The UK Foreign Secretary Jack Straw, having completed a round of diplomatic talks in Kabul on Monday, said he wanted to confront the reality of life in Afghanistan. He got his wish Tuesday.
He left the relative stability of the capital to fly to Kandahar, the country's second-biggest city and the former heartland of the Taliban, to check reports that the country outside Kabul is in a state of lawlessness.
In Kandahar he came face-to-face with the scale of the problems the US and Britain have to deal with 18 months after the Taliban were overthrown.
The Taliban are still a menacing presence in Kandahar province, travel is hazardous, corruption is endemic, opium production dominates economic life and a warlord, Gulajha Sherzai, not the central government, is the provincial governor.
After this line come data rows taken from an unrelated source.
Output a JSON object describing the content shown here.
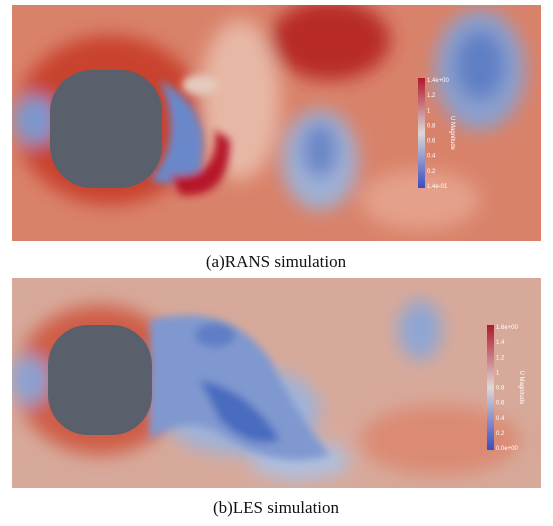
{
  "figures": [
    {
      "caption": "(a)RANS simulation",
      "colorbar": {
        "title": "U Magnitude",
        "ticks": [
          "1.4e+00",
          "1.2",
          "1",
          "0.8",
          "0.6",
          "0.4",
          "0.2",
          "1.4e-01"
        ]
      }
    },
    {
      "caption": "(b)LES simulation",
      "colorbar": {
        "title": "U Magnitude",
        "ticks": [
          "1.6e+00",
          "1.4",
          "1.2",
          "1",
          "0.8",
          "0.6",
          "0.4",
          "0.2",
          "0.0e+00"
        ]
      }
    }
  ]
}
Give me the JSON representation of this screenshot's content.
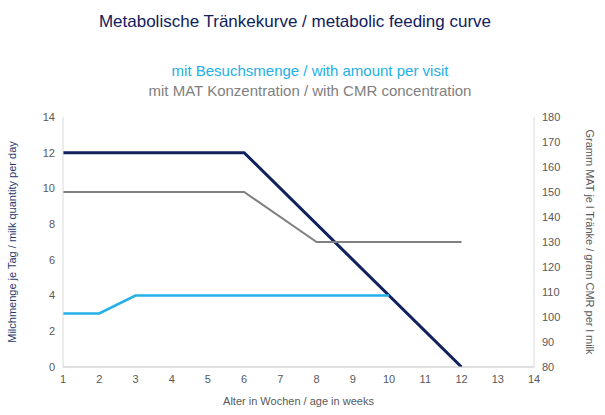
{
  "chart_data": {
    "type": "line",
    "title": "Metabolische Tränkekurve / metabolic feeding curve",
    "x_label": "Alter in Wochen / age in weeks",
    "y_label": "Milchmenge je Tag / milk quantity per day",
    "y2_label": "Gramm MAT je l Tränke / gram CMR per l milk",
    "xlim": [
      1,
      14
    ],
    "xticks": [
      1,
      2,
      3,
      4,
      5,
      6,
      7,
      8,
      9,
      10,
      11,
      12,
      13,
      14
    ],
    "ylim": [
      0,
      14
    ],
    "yticks": [
      0,
      2,
      4,
      6,
      8,
      10,
      12,
      14
    ],
    "y2lim": [
      80,
      180
    ],
    "y2ticks": [
      80,
      90,
      100,
      110,
      120,
      130,
      140,
      150,
      160,
      170,
      180
    ],
    "grid": false,
    "series": [
      {
        "color": "#10215e",
        "x": [
          1,
          6,
          12
        ],
        "values": [
          12,
          12,
          0
        ]
      },
      {
        "name": "mit Besuchsmenge / with amount per visit",
        "color": "#22b0e6",
        "x": [
          1,
          2,
          3,
          10
        ],
        "values": [
          3,
          3,
          4,
          4
        ]
      },
      {
        "name": "mit MAT Konzentration / with CMR concentration",
        "color": "#808080",
        "x": [
          1,
          6,
          8,
          12
        ],
        "values": [
          150,
          150,
          130,
          130
        ],
        "axis": "y2"
      }
    ]
  }
}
The night before Straw arrived in Kandahar a grenade exploded in the Abdurhub mosque, injuring 19 people. The provincial government, the police and Straw blame the Taliban. The mosque is the base of Mullah Abdullah Fyaz, an arch-critic of the Taliban.
Straw stopped to visit a US base where six of the most seriously wounded were being treated. He spoke briefly to one: the others were unconscious. He said afterwards: "It is strange again that the victims of the Taliban extremists are always likely to be fellow Muslims."
There are estimated to be between 200 and 400 Taliban still active. Lack of law and order was the main complaint at a meeting between Straw and 100 tribal leaders held in the open air in Sherzai's compound.
In comments echoed by other leaders, one said: "The promises and commitments that Blair made and that are in the Bonn Accord [the framework for Afghanistan's political future agreed in December 2001] have not been met yet.